Purification process of the recombinant T. solium thioredoxin-1 (rTsTrx-1) and specificity of rabbit anti-TsTrx-1 serum. (a) 15% SDS-PAGE showing the crude extract of Escherichia coli produced with 4 M urea induced with IPTG, 1: after and 2: before. Crude extract was run through the nickel chelator column; 3: wash column. Eluted fractions with imidazole at 4: 50 mM, 5: 100 mM, 6: 200 mM, and 7: 400 mM. Eluted fractions from 100 and 200 mM were mixed and dialyzed and run through the same column to obtain 8: a pure rTsTrx-1. (b) Western blot showing the reaction from anti-TsTrx-1 serum with 1: pure rTsTrx-1 and crude extracts from 2: Taenia solium larvae, 3: T. solium adult, 4: T. saginata adult, 5: T. taeniaeformis adult, 6: T. crassiceps larvae, 7: Hymenolepis diminuta adult, 8: Fasciola hepatica adult, 9: Entamoeba histolytica, 10: E. coli, and 11: Homo sapiens recombinant Trxs. 12: a preimmune serum was incubated with a crude extract of T. solium larvae as a negative control. 13: T. solium cysticerci E/S Ag. Strips 14 and 15 show the rTrx-E. coli and Trx-Homo sapiens stained with Ponceau red. Molecular mass standards are indicated in the middle of both figures.

Figure 5

(a) Thioredoxin-catalyzed reduction of insulin.
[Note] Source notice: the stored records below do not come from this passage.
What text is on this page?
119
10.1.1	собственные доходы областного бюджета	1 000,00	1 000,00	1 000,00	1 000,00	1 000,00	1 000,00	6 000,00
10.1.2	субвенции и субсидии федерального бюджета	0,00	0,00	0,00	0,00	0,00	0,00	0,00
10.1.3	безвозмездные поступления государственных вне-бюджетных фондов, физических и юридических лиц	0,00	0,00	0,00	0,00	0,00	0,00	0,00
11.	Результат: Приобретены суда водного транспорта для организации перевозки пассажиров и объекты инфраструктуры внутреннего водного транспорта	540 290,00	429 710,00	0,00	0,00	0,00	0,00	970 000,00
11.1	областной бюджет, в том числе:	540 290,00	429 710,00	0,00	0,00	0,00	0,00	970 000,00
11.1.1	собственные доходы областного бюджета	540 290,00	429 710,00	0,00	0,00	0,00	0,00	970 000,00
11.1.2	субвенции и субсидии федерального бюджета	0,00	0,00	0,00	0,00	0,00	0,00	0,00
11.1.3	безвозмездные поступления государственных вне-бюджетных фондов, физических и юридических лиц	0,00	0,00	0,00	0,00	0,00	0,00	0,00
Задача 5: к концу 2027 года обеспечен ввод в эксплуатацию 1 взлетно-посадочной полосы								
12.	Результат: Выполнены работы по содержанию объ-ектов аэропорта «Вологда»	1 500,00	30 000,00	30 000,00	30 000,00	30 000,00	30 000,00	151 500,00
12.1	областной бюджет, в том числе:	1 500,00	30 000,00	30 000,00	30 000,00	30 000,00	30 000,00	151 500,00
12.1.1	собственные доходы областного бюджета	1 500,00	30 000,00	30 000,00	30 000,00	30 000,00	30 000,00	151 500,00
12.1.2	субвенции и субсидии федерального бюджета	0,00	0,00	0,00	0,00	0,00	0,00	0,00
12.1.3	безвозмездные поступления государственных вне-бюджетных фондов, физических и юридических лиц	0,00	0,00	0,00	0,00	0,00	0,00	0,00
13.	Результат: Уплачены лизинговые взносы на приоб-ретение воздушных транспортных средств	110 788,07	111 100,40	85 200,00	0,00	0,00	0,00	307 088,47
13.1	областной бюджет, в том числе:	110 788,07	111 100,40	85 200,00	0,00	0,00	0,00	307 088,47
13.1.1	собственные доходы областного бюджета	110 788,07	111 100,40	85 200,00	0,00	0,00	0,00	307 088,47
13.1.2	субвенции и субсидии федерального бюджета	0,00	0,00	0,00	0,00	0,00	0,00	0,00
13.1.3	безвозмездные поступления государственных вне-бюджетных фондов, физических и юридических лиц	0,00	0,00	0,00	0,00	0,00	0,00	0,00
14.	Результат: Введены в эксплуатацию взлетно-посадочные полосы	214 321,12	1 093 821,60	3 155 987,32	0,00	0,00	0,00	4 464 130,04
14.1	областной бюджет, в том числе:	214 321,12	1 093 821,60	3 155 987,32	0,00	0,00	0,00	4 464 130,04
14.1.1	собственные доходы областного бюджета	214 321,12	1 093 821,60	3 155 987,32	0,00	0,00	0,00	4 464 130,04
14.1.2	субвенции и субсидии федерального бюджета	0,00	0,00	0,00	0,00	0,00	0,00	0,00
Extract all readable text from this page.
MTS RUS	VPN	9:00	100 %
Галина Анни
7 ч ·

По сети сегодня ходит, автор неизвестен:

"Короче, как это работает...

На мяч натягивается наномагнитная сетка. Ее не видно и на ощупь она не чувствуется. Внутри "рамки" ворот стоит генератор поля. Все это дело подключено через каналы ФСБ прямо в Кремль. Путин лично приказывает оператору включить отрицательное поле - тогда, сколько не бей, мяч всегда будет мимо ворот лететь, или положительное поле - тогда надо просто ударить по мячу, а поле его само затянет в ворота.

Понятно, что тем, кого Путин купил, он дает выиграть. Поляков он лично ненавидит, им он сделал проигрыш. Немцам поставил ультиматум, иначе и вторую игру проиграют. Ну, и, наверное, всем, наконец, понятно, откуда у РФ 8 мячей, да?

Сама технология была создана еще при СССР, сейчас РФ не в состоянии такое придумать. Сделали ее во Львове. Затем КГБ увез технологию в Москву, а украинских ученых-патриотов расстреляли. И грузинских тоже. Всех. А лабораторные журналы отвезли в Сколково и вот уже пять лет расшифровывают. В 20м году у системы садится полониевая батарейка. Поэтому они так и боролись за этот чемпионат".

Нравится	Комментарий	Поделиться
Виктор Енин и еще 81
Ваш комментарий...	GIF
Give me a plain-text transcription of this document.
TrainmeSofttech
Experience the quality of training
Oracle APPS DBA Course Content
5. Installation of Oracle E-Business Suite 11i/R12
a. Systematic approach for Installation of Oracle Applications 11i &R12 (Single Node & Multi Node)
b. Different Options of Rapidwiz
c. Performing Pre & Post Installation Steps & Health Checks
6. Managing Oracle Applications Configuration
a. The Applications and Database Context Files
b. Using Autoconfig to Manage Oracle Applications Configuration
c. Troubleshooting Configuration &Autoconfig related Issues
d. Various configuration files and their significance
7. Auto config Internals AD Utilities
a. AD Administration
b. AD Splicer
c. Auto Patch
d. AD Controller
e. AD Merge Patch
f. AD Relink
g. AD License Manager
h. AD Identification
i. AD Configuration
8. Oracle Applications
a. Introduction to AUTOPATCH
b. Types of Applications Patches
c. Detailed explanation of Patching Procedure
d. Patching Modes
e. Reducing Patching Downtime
The increase in turbidity at 650 nm is plotted against the 1, 10, and 20 μg of E. coli rTrx (dark bars) and 5, 10, and 20 μg of Taenia solium thioredoxin-1 (rTsTrx-1, grey bars). (C−) Control lacking rTsTrx-1. (b) The pH enzymatic stability was determined incubating 20 μg of rTsTrx-1 at different pH between 3 and 10. The residual activity was measured as before.

Figure 6

Effect of temperature on T. solium thioredoxin-1 (rTsTrx-1) activity. (a) rTsTrx-1 was incubated for 1, 3, and 24 hours at 15°C, 25°C, 37°C, 55°C, 70°C, and 100°C. (C−) Control lacking rTsTrx-1. (b) rTsTrx-1 was incubated during 3 to 28 days at 25°C, 15°C, 4°C, −20°C, and −70°C. (C+) Control of enzymatic activity was performed with a freshly made rTsTrx-1. Residual activity was determined by reduction of insulin assay.

Figure 7

Effect on T. solium thioredoxin-1 (TsTrx-1) after incubation with different concentrations of (a) NaCl (25–2 M), (b) methylglyoxal (MG, 0.05–8 mM), (c) H₂O₂ (10 μM–200 mM), and (d) IgG rabbit anti-T. solium Trx-1 and IgG from preimmune serum (1, 10, and 20 μg). (C−) Control lacking rTsTrx-1 and (C+) control of enzymatic activity was performed with a freshly made rTsTrx-1.